Here's what that looks like.  Notice that the hemoglobin values disappear in a tiny spike to the left.

In [None]:
# Use alpha to make the histograms a little transparent.
# Label them for a legend.
hgb.hist(alpha=0.7, label='HGB')
wbc.hist(alpha=0.7, label='WBC')
plt.title("HGB and WBC together - HGB tiny spike at left")
plt.legend();

We could try and fix this by subtracting the mean, as a center value, so
the values are now *deviations* from the mean.

In [None]:
wbc_deviations = wbc - np.mean(wbc)
wbc_deviations.hist()
plt.title('White Blood Cell Count deviations');

In [None]:
hgb_deviations = hgb - np.mean(hgb)
hgb_deviations.hist()
plt.title('Hemoglobin deviations');

The deviations each have a mean very very close to zero, and therefore,
they have the same center:

In [None]:
np.mean(wbc_deviations), np.mean(hgb_deviations)

We still cannot sensibly plot them on the same axes, because the WBC values have
a very different *spread*.  The WBC values completely dominate the x axis of
the graph.  We can't reasonably compare the WBC deviations to the
Hemoglobin deviations, because they have such different *units*.

In [None]:
hgb_deviations.hist(alpha=0.7, label='HGB')
wbc_deviations.hist(alpha=0.7, label='WBC')
plt.title("HGB and WBC deviations - you can't see HGB")
plt.legend();

We would like a measure of the spread of the distribution, so we can set
the two distributions to have the same spread.

## The standard deviation

In the [mean as predictor](mean_meaning) section, we found that mean was
the best value to use as a predictor, to minimize the sum of *squared*
deviations.

Maybe we could get an idea of the typical *squared* deviation, as
a measure of spread?

In [None]:
hgb_deviations[:10]

In [None]:
hgb_dev_sq = hgb_deviations ** 2
hgb_dev_sq[:10]

In [None]:
hgb_dev_sq.hist()
plt.title('HGB squared deviations')

The center, or typical value, of this distribution, could be the *mean*.

In [None]:
hgb_dev_sq_mean = np.mean(hgb_dev_sq)
hgb_dev_sq_mean

This is the *mean squared deviation*.  This is also called the
*variance*.  Numpy has a function to calculate that in one shot:

In [None]:
# The mean squared deviation is the variance
np.var(hgb)

The mean squared deviation is a good indicator of the typical squared
deviation.  What should we use for some measure of the typical
deviation?

We could take the square root of the mean squared deviation, like this:

In [None]:
np.sqrt(hgb_dev_sq_mean)

This is a measure of the spread of the distribution.  It is a measure of
the typical or average deviation.

It is also called the *standard deviation*.

In [None]:
np.std(hgb)

We can make our distribution have a standard center *and* a standard
spread by dividing our mean-centered distribution, by the standard
deviation.  Then the distribution will have a standard deviation very
close to 1.

This version of the distribution, with mean 0 and standard deviation of
1, is called the *standardized* distribution.

In [None]:
standardized_hgb = hgb_deviations / np.std(hgb)
standardized_hgb.hist()
plt.title('Standardized Hemoglobin')

We can make a function to do this:

In [None]:
def standard_units(x):
    return (x - np.mean(x))/np.std(x)

In [None]:
std_hgb_again = standard_units(hgb)
std_hgb_again.hist()
plt.title('Standardized Hemoglobin, again')

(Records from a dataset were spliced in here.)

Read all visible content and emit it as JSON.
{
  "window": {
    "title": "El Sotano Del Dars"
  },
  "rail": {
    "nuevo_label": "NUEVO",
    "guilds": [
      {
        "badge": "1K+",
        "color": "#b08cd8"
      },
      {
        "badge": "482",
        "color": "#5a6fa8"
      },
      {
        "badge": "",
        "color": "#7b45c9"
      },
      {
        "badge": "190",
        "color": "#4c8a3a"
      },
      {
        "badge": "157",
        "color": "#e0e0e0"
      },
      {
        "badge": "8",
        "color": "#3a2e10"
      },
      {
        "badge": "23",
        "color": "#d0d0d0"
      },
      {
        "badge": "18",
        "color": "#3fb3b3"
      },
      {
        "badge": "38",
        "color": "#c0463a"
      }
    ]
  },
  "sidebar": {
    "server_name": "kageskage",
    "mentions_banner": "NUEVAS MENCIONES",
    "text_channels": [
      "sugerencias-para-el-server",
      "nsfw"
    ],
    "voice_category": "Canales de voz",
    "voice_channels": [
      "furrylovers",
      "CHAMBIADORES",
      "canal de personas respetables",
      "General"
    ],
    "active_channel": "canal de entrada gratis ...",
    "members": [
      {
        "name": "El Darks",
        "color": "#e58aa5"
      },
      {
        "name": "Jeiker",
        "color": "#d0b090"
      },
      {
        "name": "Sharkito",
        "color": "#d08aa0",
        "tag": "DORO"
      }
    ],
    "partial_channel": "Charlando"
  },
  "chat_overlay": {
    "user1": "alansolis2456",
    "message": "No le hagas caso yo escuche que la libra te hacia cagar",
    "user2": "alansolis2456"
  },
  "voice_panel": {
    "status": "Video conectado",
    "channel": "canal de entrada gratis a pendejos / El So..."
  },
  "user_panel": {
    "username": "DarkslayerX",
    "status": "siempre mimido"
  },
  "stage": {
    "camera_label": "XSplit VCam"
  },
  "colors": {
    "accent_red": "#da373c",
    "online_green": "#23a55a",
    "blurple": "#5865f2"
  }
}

If we do the same to the WBC, we can compare values of the
distributions:

In [None]:
std_wbc = standard_units(wbc)
std_wbc.hist()
plt.title('Standardized White Blood Cell Count')

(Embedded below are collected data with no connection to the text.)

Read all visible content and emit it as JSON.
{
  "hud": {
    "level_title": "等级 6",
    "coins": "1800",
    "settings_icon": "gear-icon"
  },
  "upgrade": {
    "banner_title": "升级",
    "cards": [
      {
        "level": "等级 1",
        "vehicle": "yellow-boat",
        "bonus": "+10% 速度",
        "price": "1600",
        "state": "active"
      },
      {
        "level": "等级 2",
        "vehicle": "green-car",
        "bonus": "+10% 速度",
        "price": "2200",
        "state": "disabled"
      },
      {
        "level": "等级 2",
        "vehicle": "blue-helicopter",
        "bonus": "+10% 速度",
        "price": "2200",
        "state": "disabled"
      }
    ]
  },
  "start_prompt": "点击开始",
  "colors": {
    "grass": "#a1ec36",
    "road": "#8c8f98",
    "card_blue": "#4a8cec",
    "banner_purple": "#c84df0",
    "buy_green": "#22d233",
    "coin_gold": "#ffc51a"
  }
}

Now we can put both these distributions on the same graph, to compare them directly.

In [None]:
std_hgb_again.hist(alpha=0.7, label='HGB')
std_wbc.hist(alpha=0.7, label='WBC')
plt.title('Standardized HGB and WBC')
plt.legend()

Every value in standardized units gives the deviation of the original
value from its mean, in terms of the number of standard deviations.